Objections I hear often and answers

"This is too much." No. Once written, none of these change weekly. Your robots.txt is set-and-forget. Your schemas are part of your templates. Your /llms.txt might update twice a year when you ship a major new project. This is a one-time setup cost, not ongoing maintenance.

"Agents will figure it out from HTML." They can. They also cost 3 to 5 times more tokens to do so, and they answer less accurately. Parsing unstructured HTML is expensive and error-prone. Your llms.txt is a kindness to the agent and a kindness to the human who gets a better, faster, cheaper answer because of it.

"Content signals is a Cloudflare thing." It is. It is also the spec gaining adoption fastest. OpenAI, Anthropic, and Google have all signalled they will respect it. It is better to adopt an imperfect, widely-supported standard than to wait for a perfect one that never arrives.

"My site is static; I can't host /api/ask." Then skip Group D. The other 19 items still apply. The goal is not to implement every possible feature, but to clearly declare the features you have. A static site can and should still have excellent crawlability, structured data, and content signals.

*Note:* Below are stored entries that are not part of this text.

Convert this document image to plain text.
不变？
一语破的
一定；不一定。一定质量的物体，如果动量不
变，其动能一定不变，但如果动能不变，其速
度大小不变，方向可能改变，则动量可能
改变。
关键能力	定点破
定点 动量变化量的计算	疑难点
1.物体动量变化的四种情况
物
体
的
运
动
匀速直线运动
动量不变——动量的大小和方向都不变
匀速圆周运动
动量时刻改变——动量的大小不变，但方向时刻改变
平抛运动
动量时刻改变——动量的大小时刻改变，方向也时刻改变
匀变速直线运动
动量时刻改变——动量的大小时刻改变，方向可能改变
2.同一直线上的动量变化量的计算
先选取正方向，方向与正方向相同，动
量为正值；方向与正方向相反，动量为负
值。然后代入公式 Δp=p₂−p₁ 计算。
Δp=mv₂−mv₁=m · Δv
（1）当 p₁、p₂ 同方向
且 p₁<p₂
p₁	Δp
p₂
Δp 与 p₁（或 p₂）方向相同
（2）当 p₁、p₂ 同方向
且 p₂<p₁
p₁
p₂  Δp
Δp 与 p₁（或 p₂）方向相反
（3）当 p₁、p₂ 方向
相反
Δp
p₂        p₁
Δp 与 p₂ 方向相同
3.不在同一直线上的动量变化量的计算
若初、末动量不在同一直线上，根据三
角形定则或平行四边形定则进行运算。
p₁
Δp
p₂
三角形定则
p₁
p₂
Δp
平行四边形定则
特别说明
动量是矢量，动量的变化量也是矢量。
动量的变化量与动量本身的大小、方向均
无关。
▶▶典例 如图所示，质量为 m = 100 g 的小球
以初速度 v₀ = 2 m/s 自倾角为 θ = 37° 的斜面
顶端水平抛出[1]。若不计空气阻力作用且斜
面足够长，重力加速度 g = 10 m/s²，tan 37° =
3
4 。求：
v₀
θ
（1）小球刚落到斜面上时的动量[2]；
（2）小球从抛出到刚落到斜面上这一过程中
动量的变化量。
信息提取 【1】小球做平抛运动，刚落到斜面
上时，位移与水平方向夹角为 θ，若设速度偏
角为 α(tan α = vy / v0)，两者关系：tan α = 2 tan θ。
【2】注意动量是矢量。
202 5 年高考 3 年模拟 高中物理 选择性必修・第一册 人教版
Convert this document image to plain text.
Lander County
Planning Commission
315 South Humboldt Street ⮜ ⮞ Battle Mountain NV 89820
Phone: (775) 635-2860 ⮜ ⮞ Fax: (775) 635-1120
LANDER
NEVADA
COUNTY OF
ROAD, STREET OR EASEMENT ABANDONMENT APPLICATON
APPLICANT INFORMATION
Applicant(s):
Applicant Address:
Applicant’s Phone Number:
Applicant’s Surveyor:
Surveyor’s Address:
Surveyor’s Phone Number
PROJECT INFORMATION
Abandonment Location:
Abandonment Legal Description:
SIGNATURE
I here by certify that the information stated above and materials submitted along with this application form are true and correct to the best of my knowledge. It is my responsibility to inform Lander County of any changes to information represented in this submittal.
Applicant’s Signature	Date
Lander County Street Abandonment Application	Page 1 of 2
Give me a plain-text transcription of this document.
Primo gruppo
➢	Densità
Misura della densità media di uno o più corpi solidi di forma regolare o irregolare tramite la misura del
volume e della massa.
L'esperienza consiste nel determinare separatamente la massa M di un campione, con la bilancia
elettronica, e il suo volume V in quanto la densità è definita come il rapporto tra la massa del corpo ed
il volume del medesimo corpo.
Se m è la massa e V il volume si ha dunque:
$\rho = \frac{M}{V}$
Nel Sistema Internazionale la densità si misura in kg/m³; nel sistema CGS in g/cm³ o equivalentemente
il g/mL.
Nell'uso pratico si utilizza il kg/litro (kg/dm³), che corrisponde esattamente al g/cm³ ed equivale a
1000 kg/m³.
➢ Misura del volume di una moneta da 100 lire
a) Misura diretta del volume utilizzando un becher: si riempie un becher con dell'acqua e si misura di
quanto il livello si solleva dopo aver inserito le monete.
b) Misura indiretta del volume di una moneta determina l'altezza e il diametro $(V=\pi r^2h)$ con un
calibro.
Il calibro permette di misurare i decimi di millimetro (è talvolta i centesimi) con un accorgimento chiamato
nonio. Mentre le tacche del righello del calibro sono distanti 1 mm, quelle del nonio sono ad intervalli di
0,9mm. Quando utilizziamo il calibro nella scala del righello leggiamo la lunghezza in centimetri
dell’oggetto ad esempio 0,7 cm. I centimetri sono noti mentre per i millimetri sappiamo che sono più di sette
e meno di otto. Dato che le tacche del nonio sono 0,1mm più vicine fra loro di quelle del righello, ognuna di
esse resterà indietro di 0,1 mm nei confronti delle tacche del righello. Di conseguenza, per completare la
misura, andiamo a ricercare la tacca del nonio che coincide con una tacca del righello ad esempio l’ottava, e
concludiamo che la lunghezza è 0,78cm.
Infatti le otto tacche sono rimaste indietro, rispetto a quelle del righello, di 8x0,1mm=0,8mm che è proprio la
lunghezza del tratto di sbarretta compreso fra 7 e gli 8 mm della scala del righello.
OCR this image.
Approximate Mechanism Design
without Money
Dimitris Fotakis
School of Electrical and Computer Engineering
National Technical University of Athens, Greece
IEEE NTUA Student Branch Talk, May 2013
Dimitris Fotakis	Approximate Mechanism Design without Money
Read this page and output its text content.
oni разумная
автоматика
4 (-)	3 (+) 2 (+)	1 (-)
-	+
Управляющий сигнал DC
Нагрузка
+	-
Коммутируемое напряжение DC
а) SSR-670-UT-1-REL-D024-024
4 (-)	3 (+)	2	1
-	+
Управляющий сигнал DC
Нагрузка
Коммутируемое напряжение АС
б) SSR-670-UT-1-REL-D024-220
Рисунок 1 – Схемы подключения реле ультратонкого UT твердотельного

What you can skip safely in 2026

• FOAF: Friend of a Friend is a lovely idea from the semantic web, but it is dead. Use JSON-LD with Person schema instead.
• Yahoo-specific meta tags: Dead for a decade.
• Microformats (h-entry, h-card): A noble effort, but JSON-LD won the war for structured data. Focus your efforts there.
• Webmentions: I love Webmentions, but they are for peer-to-peer conversation, not agent-to-site communication. They are orthogonal to this checklist.

What I'd add in 2027

• Per-page pricing manifests: A machine-readable file on each page declaring the cost to use it for training or RAG, enabling automated micropayments.
• Machine-readable policy files: A formal standard for agent.json, defining how an agent is expected to behave on your site (e.g., "do not summarize", "do not translate").
• Decentralized identity (DID) verification: A way to cryptographically prove that the site is operated by the person claimed in the Person schema. Waiting for a clear winner in the DID space.

Do it once. Then forget it.

The agent-ready web is not a different web. It is the same web, annotated more honestly. Every standard I listed already existed as an informal convention; we are just writing them down.

This checklist might seem long, but it is finite. You can implement most of it in a single afternoon. Do it once. Then forget about it, and get back to doing what you do best: creating the content the agents are trying to understand in the first place.